Физрук-9: назад в СССР - Валерий Александрович Гуров
Вынув первую попавшуюся бутылку, Философ откупоривает ее и наполняет стакан. Понюхав выпивку, он понимает, что без закуси это не осилит. Вскрывает банку с черной икрой и достает из пакета хлеб. Намазав икорку на ломоть хлеба, одним махом опрокидывает содержимое стакана в глотку и впивается зубами в бутерброд. Ему становится хорошо и резко поднимается настроение. Повертев бутылку в руках, Философ раздумывает — стоит ли повторить?
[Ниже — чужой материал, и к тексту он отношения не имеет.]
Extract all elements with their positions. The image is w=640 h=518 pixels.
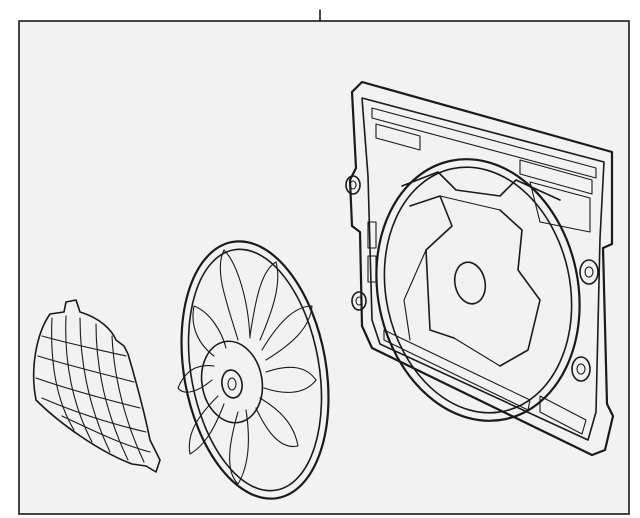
mount-lug [345,175,361,195]
fan-blade-assembly [177,240,330,500]
mount-lug [579,259,599,285]
fan-cover-grille [32,299,161,473]
mount-lug [571,356,591,382]
fan-shroud-frame [345,80,615,457]
diagram-panel [18,20,630,515]
mount-lug [351,291,367,311]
Решает, что — не стоит. Доедает бутерброд и начинает размышлять, чем бы заняться?
И понимает, что не может сидеть здесь в одиночестве, его тянет на люди, туда где пьют, пляшут, орут песни и занимаются прелюбодеянием. В конце концов, если Тельма где-то там, среди пьяни и рвани, то почему он должен бухать в одно рыло? Выйдя из комнаты Тельмы, Философ поднимается по устланной ковровой дорожкой лестнице на второй этаж. Здесь музыка звучит уж чересчур громко. Все двери, ведущие в апартаменты Россохина, распахнуты настежь. Табачный дым клубами выплывает в коридор…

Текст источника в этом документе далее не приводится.